Committee Of Correspondence

Are We Importing Poverty with Immigrants?

Herb Stein
2:38 p.m.  Friday  8/16/96
What to do about immigration is now high on the list of national concerns, as it has been at many earlier times in this century and even in the preceding one. Today’s questions focus mainly on the economic consequences of immigration: Is the influx of labor depressing the earnings of American workers, especially those with low skills? Is providing social benefits, including welfare and education, for immigrants and their children imposing a heavy burden on American taxpayers? Complaints about immigration are made doubly irritating by the fact that a large proportion of immigrants enter the country illegally. In this week’s panel five well-informed students of immigration will assess the validity and weight of these concerns. They will then discuss the policy options that are available for dealing with such problems as are identified. Probably no one thinks that immigration into the United States should be unlimited. Probably no one thinks that immigration should be totally barred. There are humanitarian, political and economic reasons for some immigration. The main policy questions seem to be: Should the number of legal immigrants admitted and the condition of their admission be changed? What can be done to check the flow of illegal immigrants? What responsibilities does government–federal, state or local–have to immigrants, legal or illegal, and to their children?

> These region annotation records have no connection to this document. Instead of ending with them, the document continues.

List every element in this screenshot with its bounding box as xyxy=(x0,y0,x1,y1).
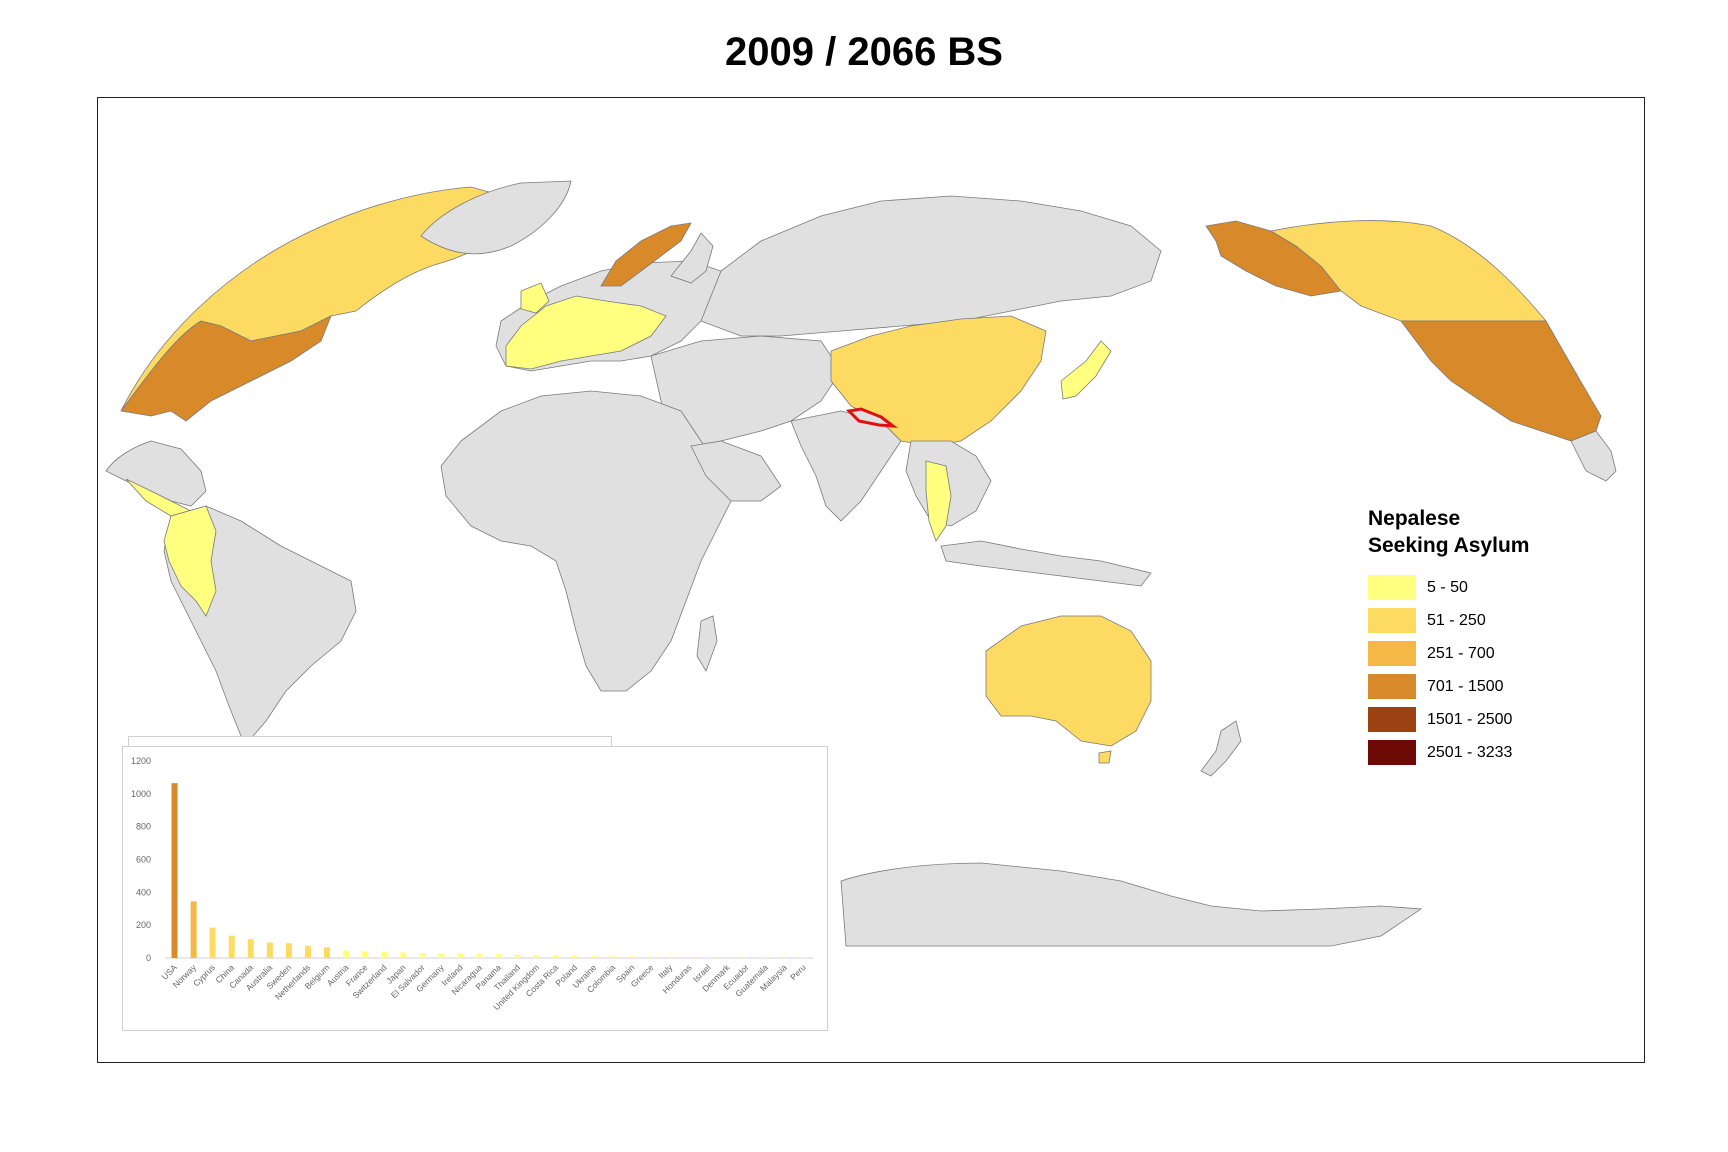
bar-costa-rica[interactable] xyxy=(552,955,559,958)
land-antarctica[interactable] xyxy=(840,862,1423,947)
bar-guatemala[interactable] xyxy=(762,957,769,958)
legend-swatch xyxy=(1368,674,1416,699)
inset-bar-chart[interactable]: 0 200 400 600 800 1000 1200 USA Norway Cyprus Chi… xyxy=(122,746,828,1031)
land-usa[interactable] xyxy=(120,315,332,422)
land-florida-mexico[interactable] xyxy=(1570,430,1617,482)
y-tick-label: 200 xyxy=(136,920,151,930)
bar-poland[interactable] xyxy=(571,955,578,958)
land-russia[interactable] xyxy=(700,195,1162,337)
legend-title-line2: Seeking Asylum xyxy=(1368,534,1530,557)
bar-belgium[interactable] xyxy=(324,947,330,958)
legend-item: 2501 - 3233 xyxy=(1368,736,1628,769)
land-usa-east[interactable] xyxy=(1400,320,1602,442)
legend-label: 251 - 700 xyxy=(1427,644,1495,662)
bar-honduras[interactable] xyxy=(686,957,693,958)
bar-greece[interactable] xyxy=(648,956,654,958)
land-india[interactable] xyxy=(790,410,902,522)
bar-cyprus[interactable] xyxy=(209,927,216,958)
legend-item: 251 - 700 xyxy=(1368,637,1628,670)
legend-item: 701 - 1500 xyxy=(1368,670,1628,703)
y-tick-label: 1200 xyxy=(131,756,151,766)
legend-swatch xyxy=(1368,641,1416,666)
legend-swatch xyxy=(1368,575,1416,600)
land-nepal-outline[interactable] xyxy=(845,407,898,428)
legend-item: 1501 - 2500 xyxy=(1368,703,1628,736)
legend-swatch xyxy=(1368,608,1416,633)
land-colombia-ecuador-peru[interactable] xyxy=(163,505,217,617)
legend-title-line1: Nepalese xyxy=(1368,507,1461,530)
bar-israel[interactable] xyxy=(705,957,712,958)
land-uk-ireland[interactable] xyxy=(520,282,550,314)
bar-italy[interactable] xyxy=(667,956,674,958)
bar-germany[interactable] xyxy=(438,953,445,958)
land-norway-sweden[interactable] xyxy=(600,222,692,287)
y-tick-label: 1000 xyxy=(131,789,151,799)
bar-china[interactable] xyxy=(228,935,235,958)
legend-label: 2501 - 3233 xyxy=(1427,743,1513,761)
bar-ecuador[interactable] xyxy=(743,957,750,958)
bar-canada[interactable] xyxy=(247,939,254,958)
land-new-zealand[interactable] xyxy=(1200,720,1242,777)
x-tick-label: Cyprus xyxy=(191,962,217,988)
world-map[interactable] xyxy=(98,98,1644,1062)
land-arabia[interactable] xyxy=(690,440,782,502)
land-western-europe[interactable] xyxy=(505,295,667,370)
page-title: 2009 / 2066 BS xyxy=(725,30,1003,74)
bar-united-kingdom[interactable] xyxy=(533,955,540,958)
bar-ukraine[interactable] xyxy=(590,956,597,958)
legend-swatch xyxy=(1368,740,1416,765)
bar-el-salvador[interactable] xyxy=(419,953,426,958)
legend: Nepalese Seeking Asylum 5 - 50 51 - 250 25… xyxy=(1368,505,1628,769)
land-africa[interactable] xyxy=(440,390,732,692)
bar-japan[interactable] xyxy=(400,952,407,958)
land-finland[interactable] xyxy=(670,232,714,284)
legend-title: Nepalese Seeking Asylum xyxy=(1368,505,1628,559)
legend-label: 1501 - 2500 xyxy=(1427,710,1513,728)
bar-denmark[interactable] xyxy=(724,957,731,958)
bar-thailand[interactable] xyxy=(514,954,521,958)
bar-sweden[interactable] xyxy=(285,943,292,958)
legend-swatch xyxy=(1368,707,1416,732)
x-tick-label: Peru xyxy=(788,962,808,982)
land-madagascar[interactable] xyxy=(696,615,718,672)
legend-item: 5 - 50 xyxy=(1368,571,1628,604)
y-tick-label: 400 xyxy=(136,887,151,897)
bar-nicaragua[interactable] xyxy=(476,954,483,958)
land-tasmania[interactable] xyxy=(1098,750,1112,764)
legend-label: 5 - 50 xyxy=(1427,578,1468,596)
land-australia[interactable] xyxy=(985,615,1152,747)
bar-colombia[interactable] xyxy=(609,956,616,958)
bar-switzerland[interactable] xyxy=(381,951,388,958)
bar-norway[interactable] xyxy=(190,901,197,958)
bar-panama[interactable] xyxy=(495,954,502,958)
land-alaska[interactable] xyxy=(1205,220,1342,297)
inset-chart-shadow xyxy=(128,736,612,749)
bar-usa[interactable] xyxy=(171,783,178,958)
legend-label: 51 - 250 xyxy=(1427,611,1486,629)
bar-austria[interactable] xyxy=(343,950,350,958)
bar-spain[interactable] xyxy=(628,956,635,958)
y-tick-label: 800 xyxy=(136,822,151,832)
legend-item: 51 - 250 xyxy=(1368,604,1628,637)
bar-australia[interactable] xyxy=(266,942,273,958)
land-thailand-malaysia[interactable] xyxy=(925,460,952,542)
bar-france[interactable] xyxy=(362,951,369,958)
land-greenland[interactable] xyxy=(420,180,572,255)
y-tick-label: 600 xyxy=(136,855,151,865)
bar-malaysia[interactable] xyxy=(781,957,788,958)
bar-peru[interactable] xyxy=(800,957,807,958)
bar-ireland[interactable] xyxy=(457,953,464,958)
y-tick-label: 0 xyxy=(146,953,151,963)
land-indonesia[interactable] xyxy=(940,540,1152,587)
legend-label: 701 - 1500 xyxy=(1427,677,1504,695)
bar-netherlands[interactable] xyxy=(304,945,311,958)
land-japan[interactable] xyxy=(1060,340,1112,400)
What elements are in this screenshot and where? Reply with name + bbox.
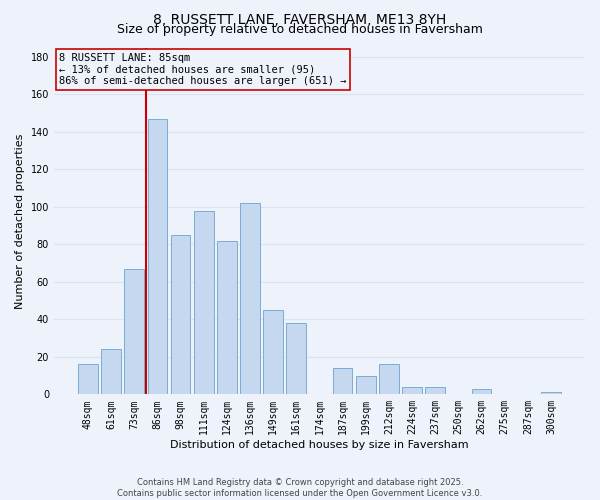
Y-axis label: Number of detached properties: Number of detached properties [15,133,25,308]
Bar [333,368,352,394]
Bar [356,376,376,394]
Bar [148,118,167,394]
Text: 8 RUSSETT LANE: 85sqm
← 13% of detached houses are smaller (95)
86% of semi-deta: 8 RUSSETT LANE: 85sqm ← 13% of detached … [59,52,347,86]
Text: Contains HM Land Registry data © Crown copyright and database right 2025.
Contai: Contains HM Land Registry data © Crown c… [118,478,482,498]
Bar [78,364,98,394]
Bar [425,387,445,394]
Bar [101,350,121,395]
Bar [286,323,306,394]
Text: 8, RUSSETT LANE, FAVERSHAM, ME13 8YH: 8, RUSSETT LANE, FAVERSHAM, ME13 8YH [154,12,446,26]
Bar [170,235,190,394]
Bar [379,364,399,394]
Bar [217,240,236,394]
Text: Size of property relative to detached houses in Faversham: Size of property relative to detached ho… [117,22,483,36]
Bar [472,388,491,394]
Bar [194,210,214,394]
Bar [124,268,144,394]
Bar [541,392,561,394]
Bar [240,203,260,394]
Bar [263,310,283,394]
X-axis label: Distribution of detached houses by size in Faversham: Distribution of detached houses by size … [170,440,469,450]
Bar [402,387,422,394]
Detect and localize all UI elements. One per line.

Our panelists are:
  • George Borjas, professor of public policy at Harvard University.
  • Barry Chiswick, head of the department of economics at the University of Illinois at Chicago.
  • Mark Krikorian, executive director of the Center for Immigration Studies.
  • Peter Skerry, visiting fellow in the governmental studies program at the Brookings Institution.
  • Sanford Ungar, dean of the School of Communication at American University.